An uptake in exports from the Gulf Coast will fuel Valero's growth in the coming years, thanks to its exposure to this oil exporting region. Valero has seven refineries with throughput capacity of 1.6 million barrels per day, or more than 55% of the company's total capacity, at the Gulf Coast.
An uptake in volumes at the Gulf Coast can also give a boost to Valero's profitability. This is because historically, the company has generated higher throughput margins from the Gulf Coast than most of the other regions.

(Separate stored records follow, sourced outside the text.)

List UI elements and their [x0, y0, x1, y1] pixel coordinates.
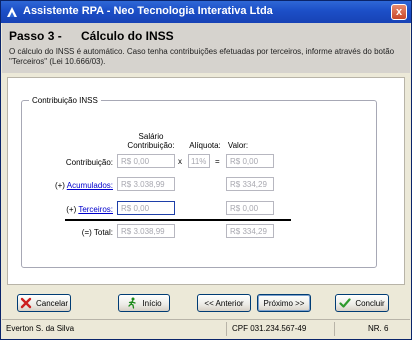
window-title: Assistente RPA - Neo Tecnologia Interati… — [23, 5, 273, 17]
acumulados-link[interactable]: Acumulados: — [67, 181, 113, 190]
step-header: Passo 3 - Cálculo do INSS O cálculo do IN… — [2, 23, 410, 73]
total-salario-field[interactable]: R$ 3.038,99 — [117, 224, 175, 238]
concluir-label: Concluir — [355, 298, 385, 308]
times-symbol: x — [178, 157, 182, 166]
status-user: Everton S. da Silva — [6, 324, 75, 333]
status-bar: Everton S. da Silva CPF 031.234.567-49 N… — [2, 319, 410, 339]
status-cpf: CPF 031.234.567-49 — [232, 324, 307, 333]
terceiros-valor-field[interactable]: R$ 0,00 — [226, 201, 274, 215]
header-valor: Valor: — [227, 141, 249, 150]
app-logo-icon — [7, 7, 17, 17]
status-nr: NR. 6 — [368, 324, 389, 333]
check-icon — [339, 298, 351, 308]
close-icon: x — [395, 6, 403, 18]
acumulados-label: (+) Acumulados: — [41, 181, 113, 190]
proximo-label: Próximo >> — [263, 298, 305, 308]
cancelar-button[interactable]: Cancelar — [17, 294, 71, 312]
aliquota-field[interactable]: 11% — [188, 154, 210, 168]
acumulados-prefix: (+) — [54, 181, 65, 190]
groupbox-label: Contribuição INSS — [29, 96, 101, 105]
terceiros-link[interactable]: Terceiros: — [78, 205, 113, 214]
close-button[interactable]: x — [391, 4, 407, 20]
contribuicao-salario-field[interactable]: R$ 0,00 — [117, 154, 175, 168]
anterior-button[interactable]: << Anterior — [197, 294, 251, 312]
concluir-button[interactable]: Concluir — [335, 294, 389, 312]
step-description: O cálculo do INSS é automático. Caso ten… — [9, 47, 395, 66]
header-aliquota: Alíquota: — [189, 141, 221, 150]
acumulados-salario-field[interactable]: R$ 3.038,99 — [117, 177, 175, 191]
title-bar: Assistente RPA - Neo Tecnologia Interati… — [1, 1, 411, 23]
total-valor-field[interactable]: R$ 334,29 — [226, 224, 274, 238]
total-label: (=) Total: — [81, 228, 113, 237]
terceiros-label: (+) Terceiros: — [41, 205, 113, 214]
proximo-button[interactable]: Próximo >> — [257, 294, 311, 312]
cancel-x-icon — [20, 297, 32, 309]
step-heading: Passo 3 - Cálculo do INSS — [9, 29, 174, 43]
terceiros-prefix: (+) — [66, 205, 77, 214]
cancelar-label: Cancelar — [35, 298, 68, 308]
contribuicao-label: Contribuição: — [65, 158, 113, 167]
running-man-icon — [128, 297, 137, 309]
inicio-label: Início — [142, 298, 162, 308]
step-title: Cálculo do INSS — [81, 29, 174, 43]
total-divider — [65, 219, 291, 221]
step-number: Passo 3 - — [9, 29, 62, 43]
acumulados-valor-field[interactable]: R$ 334,29 — [226, 177, 274, 191]
contribuicao-valor-field[interactable]: R$ 0,00 — [226, 154, 274, 168]
status-separator — [226, 322, 227, 336]
wizard-window: Assistente RPA - Neo Tecnologia Interati… — [0, 0, 412, 340]
inicio-button[interactable]: Início — [118, 294, 170, 312]
header-salario: Salário Contribuição: — [127, 132, 175, 150]
anterior-label: << Anterior — [204, 298, 244, 308]
equals-symbol: = — [215, 157, 220, 166]
terceiros-salario-field[interactable]: R$ 0,00 — [117, 201, 175, 215]
status-separator — [334, 322, 335, 336]
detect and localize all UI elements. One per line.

In the last quarter, Valero's throughput margins at the Gulf Coast came in at $10.03 per barrel, increasing by 23.55% from a year earlier, better than the company's total throughput margin from all regions of $9.84 per barrel.
Meanwhile, Valero's five-year old ethanol segment, which has posted 295% year-over-year increase in operating profits in the first six months of this year, might continue to grow at a robust pace. The company is now gearing up to restart a massive 110-million gallons a year ethanol plant, which it acquired five months ago, in the current quarter. The facility is the biggest non-producing corn-powered ethanol plant of the country.